La Révolution par les urnes, pourquoi pas ?

j’ai écouté le discours d’A. Krivine lors de l’ouverture du Congrès de la LCR. Dans ce discours, il affirme qu’on a jamais vu la Révolution l’emporter par les urnes dans aucun pays, parce que ce sont les bourgeois qui organisent les élections et qu’ils font tout pour gagner et faire perdre les révolutionnaires (sic).
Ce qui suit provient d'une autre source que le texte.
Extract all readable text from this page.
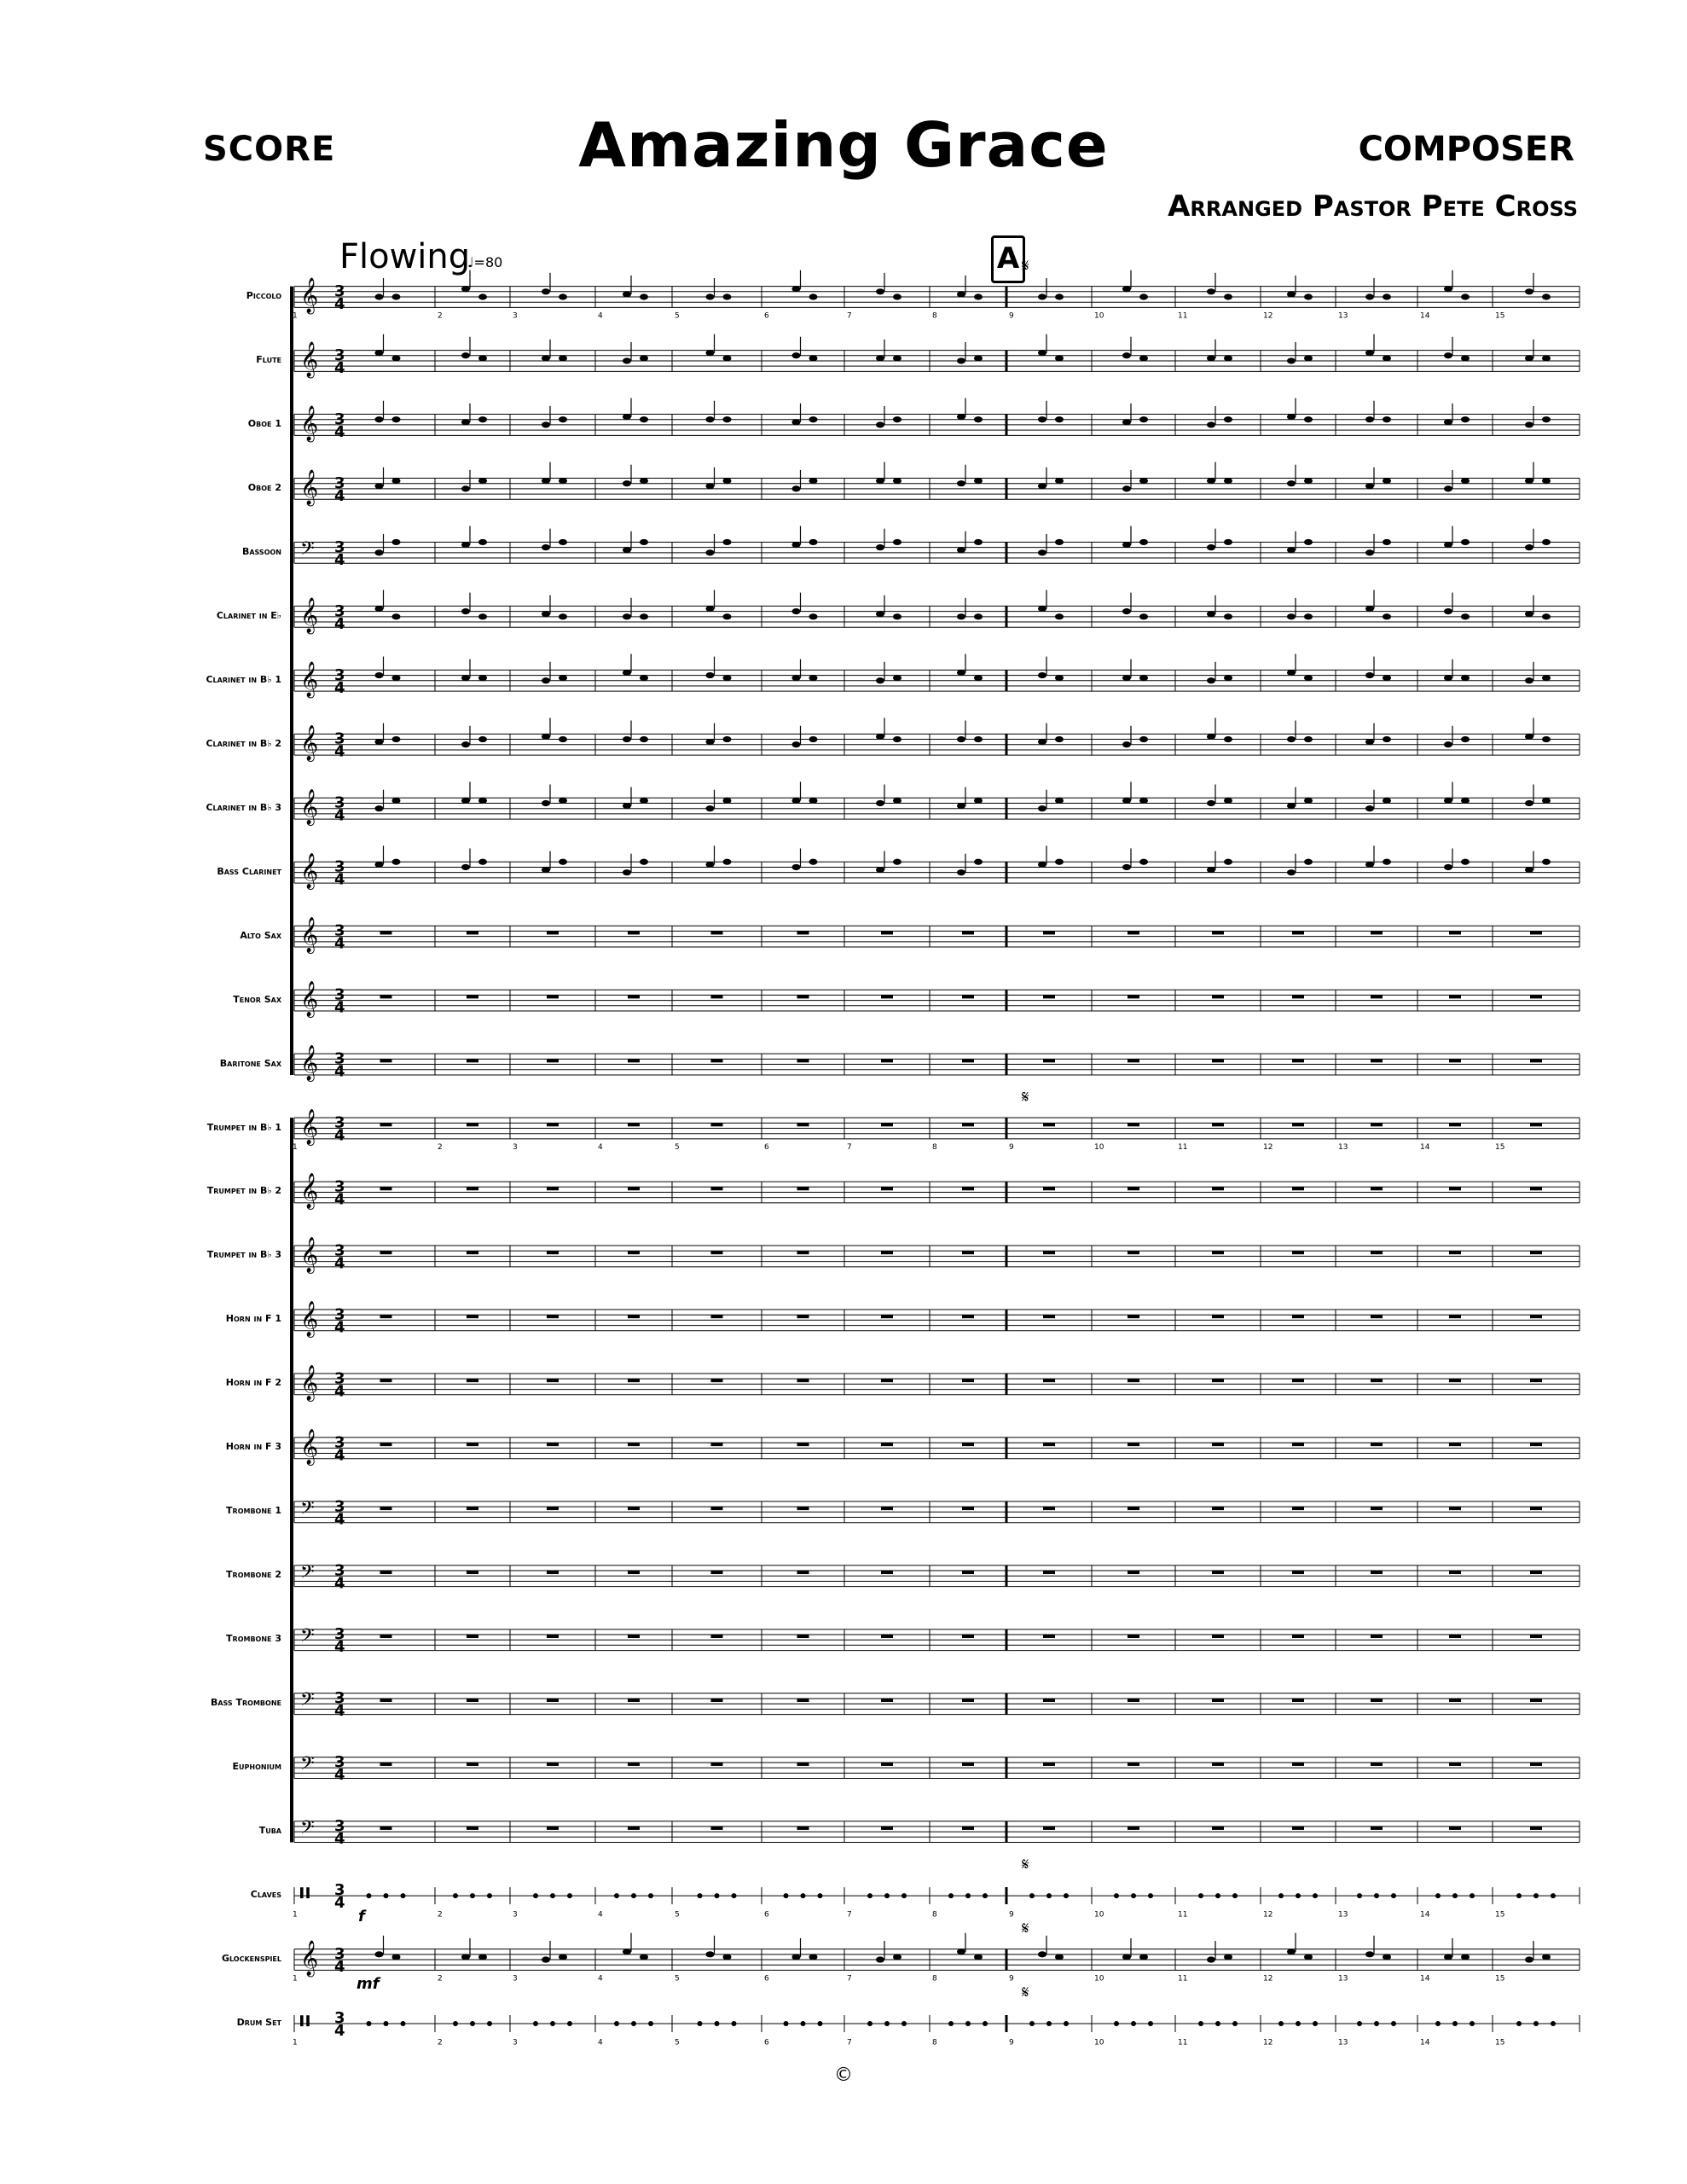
SCORE	Amazing Grace	COMPOSER
Arranged Pastor Pete Cross
Flowing
♩=80	A
Piccolo
Flute
Oboe 1
Oboe 2
Bassoon
Clarinet in E♭
Clarinet in B♭ 1
Clarinet in B♭ 2
Clarinet in B♭ 3
Bass Clarinet
Alto Sax
Tenor Sax
Baritone Sax
Trumpet in B♭ 1
Trumpet in B♭ 2
Trumpet in B♭ 3
Horn in F 1
Horn in F 2
Horn in F 3
Trombone 1
Trombone 2
Trombone 3
Bass Trombone
Euphonium
Tuba
Claves
Glockenspiel
Drum Set
𝄞 3
4
𝄞 3
4
𝄞 3
4
𝄞 3
4
𝄢 3
4
𝄞 3
4
𝄞 3
4
𝄞 3
4
𝄞 3
4
𝄞 3
4
𝄞 3
4
𝄞 3
4
𝄞 3
4
𝄞 3
4
𝄞 3
4
𝄞 3
4
𝄞 3
4
𝄞 3
4
𝄞 3
4
𝄢 3
4
𝄢 3
4
𝄢 3
4
𝄢 3
4
𝄢 3
4
𝄢 3
4
𝄥 3
4
𝄞 3
4
𝄥 3
4
1	2	3	4	5	6	7	8	9	10	11	12	13	14	15
1	2	3	4	5	6	7	8	9	10	11	12	13	14	15
1	2	3	4	5	6	7	8	9	10	11	12	13	14	15
1	2	3	4	5	6	7	8	9	10	11	12	13	14	15
1	2	3	4	5	6	7	8	9	10	11	12	13	14	15
𝄋
𝄋
𝄋
𝄋
𝄋
f
mf
©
On en attendait pas moins d’eux !

Qu’en est-il alors des cas de la Bolivie et du Venezuela qui ont vu la gauche populaire l’emporter plusieurs fois lors des élections de ces dernières années et qui ont engagé des politiques visant à satisfaire les besoins de leur population (et non une poignée de nantis) en nationalisant notamment des secteurs importants de leur économie.

Et la LCR - section belge en tout cas - ne soutient-elle pas ces gouvernements ? Voir ici :

http://www.lcr-lagauche.be/cm/index...

Alors pourquoi, cela serait-il possible en Amérique Latine et pas en France ? Si la gauche de la gauche française était capable de s’unir lors d’élections (comme les prochaines européennes par exemple), ne pourrait-elle pas passer devant le PS et changer la donne à gauche ?

Le NPA nous dit que non, qu’il faut s’unir sur le long terme et non pour une élection seulement, qu’il faut être d’accord sur tout... Dans ces conditions, mon avis est qu’on risque d’attendre longtemps que le paysage politique français change à gauche.